4.      Al-Qur’an merupakan pokok yang memuat prinsip dasar dan hadits adalah penjelas dari yang pokok atau hadits adalah cabang dari yang pokok. Bila hadits yang cabang mendatangkan yang bertentangan dengan Al-Qur’an yang pokok maka ditolak.
5.      Ijma Sahabat, yaitu Khalifah Abu Bakar, Umar bila akan memutuskan hukum suatu perkara yang belum ada keputusan hukumnya pada masa Rasulullah maka mereka merujuk ke Al-Qur’an, bila tidak ditemukan di Al-Qur’an maka Khalifah mengumpulkan sahabat-sahabat besar untuk ditanyakan apakah ada yang pernah mendengar Hadits Rosulullah, mengenai masalah tersebut, bila ada yang menyebutkan haditsnya maka Khalifah memutuskan hukum berdasarkan hadits tersebut.

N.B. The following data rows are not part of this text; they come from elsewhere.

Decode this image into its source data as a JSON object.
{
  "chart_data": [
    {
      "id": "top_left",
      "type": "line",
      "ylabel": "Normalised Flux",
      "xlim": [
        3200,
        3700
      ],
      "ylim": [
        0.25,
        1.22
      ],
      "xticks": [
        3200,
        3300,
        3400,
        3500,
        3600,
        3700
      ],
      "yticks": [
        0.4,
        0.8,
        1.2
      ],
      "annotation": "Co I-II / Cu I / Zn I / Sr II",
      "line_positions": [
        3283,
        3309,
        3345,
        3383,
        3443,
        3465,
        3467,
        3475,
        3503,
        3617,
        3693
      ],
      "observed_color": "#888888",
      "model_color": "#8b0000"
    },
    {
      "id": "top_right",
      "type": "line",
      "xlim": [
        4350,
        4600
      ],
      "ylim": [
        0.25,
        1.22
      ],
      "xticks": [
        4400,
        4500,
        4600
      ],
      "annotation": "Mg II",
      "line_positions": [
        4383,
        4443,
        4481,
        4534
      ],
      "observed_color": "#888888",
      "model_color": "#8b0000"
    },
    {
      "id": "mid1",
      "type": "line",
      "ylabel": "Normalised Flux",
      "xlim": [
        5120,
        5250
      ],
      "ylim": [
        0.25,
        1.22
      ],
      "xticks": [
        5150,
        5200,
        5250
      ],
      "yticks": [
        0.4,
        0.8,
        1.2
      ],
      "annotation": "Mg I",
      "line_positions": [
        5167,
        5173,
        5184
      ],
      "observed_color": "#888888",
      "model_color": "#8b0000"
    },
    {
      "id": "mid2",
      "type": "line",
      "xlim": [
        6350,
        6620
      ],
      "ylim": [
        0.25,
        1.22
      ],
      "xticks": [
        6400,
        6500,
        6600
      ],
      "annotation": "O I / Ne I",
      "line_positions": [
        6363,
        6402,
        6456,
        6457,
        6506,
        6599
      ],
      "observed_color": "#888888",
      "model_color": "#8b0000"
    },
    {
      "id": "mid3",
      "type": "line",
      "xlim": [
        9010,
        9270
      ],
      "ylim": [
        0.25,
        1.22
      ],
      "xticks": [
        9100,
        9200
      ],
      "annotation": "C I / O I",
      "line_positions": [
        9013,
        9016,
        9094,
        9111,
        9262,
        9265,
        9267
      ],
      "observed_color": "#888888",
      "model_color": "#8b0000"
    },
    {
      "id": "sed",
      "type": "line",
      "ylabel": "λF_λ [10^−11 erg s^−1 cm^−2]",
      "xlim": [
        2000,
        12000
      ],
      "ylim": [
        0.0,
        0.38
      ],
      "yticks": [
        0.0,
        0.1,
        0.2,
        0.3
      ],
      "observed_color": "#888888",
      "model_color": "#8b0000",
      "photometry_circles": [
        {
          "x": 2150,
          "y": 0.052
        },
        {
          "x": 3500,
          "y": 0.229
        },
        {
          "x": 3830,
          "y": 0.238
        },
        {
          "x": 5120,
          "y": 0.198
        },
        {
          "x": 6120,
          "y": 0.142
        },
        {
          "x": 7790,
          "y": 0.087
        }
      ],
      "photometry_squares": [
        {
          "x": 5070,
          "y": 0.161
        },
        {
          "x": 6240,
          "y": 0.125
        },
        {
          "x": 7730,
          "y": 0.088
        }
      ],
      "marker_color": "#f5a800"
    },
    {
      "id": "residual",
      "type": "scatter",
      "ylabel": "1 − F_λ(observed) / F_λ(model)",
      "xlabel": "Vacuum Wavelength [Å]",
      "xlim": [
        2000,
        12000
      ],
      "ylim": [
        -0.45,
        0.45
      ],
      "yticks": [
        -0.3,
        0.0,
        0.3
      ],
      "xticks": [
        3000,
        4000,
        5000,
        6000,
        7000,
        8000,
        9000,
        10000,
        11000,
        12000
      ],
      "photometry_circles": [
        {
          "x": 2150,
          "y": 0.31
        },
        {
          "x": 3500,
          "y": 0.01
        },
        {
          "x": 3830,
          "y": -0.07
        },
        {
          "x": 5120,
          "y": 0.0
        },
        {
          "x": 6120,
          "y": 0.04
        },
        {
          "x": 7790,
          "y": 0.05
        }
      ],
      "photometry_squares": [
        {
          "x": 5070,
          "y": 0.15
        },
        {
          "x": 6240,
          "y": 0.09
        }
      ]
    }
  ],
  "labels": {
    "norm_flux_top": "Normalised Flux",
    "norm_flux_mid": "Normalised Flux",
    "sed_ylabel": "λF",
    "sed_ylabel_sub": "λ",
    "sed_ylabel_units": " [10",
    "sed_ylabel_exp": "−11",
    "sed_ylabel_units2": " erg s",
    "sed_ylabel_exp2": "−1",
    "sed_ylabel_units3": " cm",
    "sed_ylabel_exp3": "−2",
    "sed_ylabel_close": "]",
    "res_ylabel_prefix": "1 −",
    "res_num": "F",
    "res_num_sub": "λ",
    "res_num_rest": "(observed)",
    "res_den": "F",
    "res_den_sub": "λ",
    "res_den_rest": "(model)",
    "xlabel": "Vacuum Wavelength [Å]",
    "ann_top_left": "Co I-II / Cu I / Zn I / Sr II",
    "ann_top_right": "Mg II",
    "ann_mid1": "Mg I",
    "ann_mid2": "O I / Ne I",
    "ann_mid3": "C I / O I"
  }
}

Metode tersebut juga dilakukan oleh Usman dan Ali dan tidak ada yang menyelisihi mengenai hal ini.
6.      Dalam hadits sendiri menunjukkan bahwa Al-Qur’an lebih tinggi kedudukannya, yaitu hadits Muadz Bin Jabal ra yang diriwayatkan oleh Abu Dawud dan Tirmidzi, yang menjelaskan urut urutan sumber hukum islam yaitu : Al-Qur’an, Hadits dan “ajtahidu ro’yii – ijtihad dengan akal

Sumber hukum Islam yang ketiga adalah Ijma (konsensus) ulil-amri (pemegang urusan yaitu umaro dan ulama) kemudian yang keempat adalah dalil akal.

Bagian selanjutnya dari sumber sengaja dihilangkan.